Wednesday, 2 March 2011

Contingency & Belief

I'm in the significant minority of humans who ever lived in that I believe that the sun orbits the earth. It's a recent belief about the world to emerge, one that's only gained acceptability within the last 400 years. I live in a society now where this is a widespread belief, something handed down to me from parents, educators, and other cultural media.

I think it would be a mistake, however, to think that's sufficient for the belief itself. After all, I was also brought up to believe in psychic powers such as mind-reading and spoon bending. I was also taught to believe in some form of God, and that didn't stick either.

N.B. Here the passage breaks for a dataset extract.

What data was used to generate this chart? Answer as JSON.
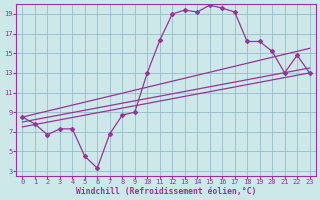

The problem with arguments from cultural imposition is that if something is handed down through culture, it doesn't necessarily explain away the belief itself. It's where elements of the beliefs are arbitrary in the sense that they differ from culture to culture where arguments from cultural contingency are effective.

If I were born in another time and place, my solar model would not have been heliocentrist, yet there are good reasons to be a heliocentrist. The persistence of the idea in the scientific community at a time when knowledge of astronomy has reached such a point where crafts can be landed on a planet hundreds of millions of kilometres away is a good indicator that the knowledge has validity.

Meanwhile a belief in aliens as an explanation for certain phenomena like sleep paralysis is as vague as positing demons. Both beliefs are representative of the time, but the preference of one over the other is arbitrary, as both as suitably vague. In this case the cultural contingency is that one belief cannot be preferred over the other.

At the core of the argument from cultural imposition is not the culture handing down the belief so much as the belief itself is arbitrary. The mode of transmission highlights its arbitrariness, not that cultural transmission makes it arbitrary.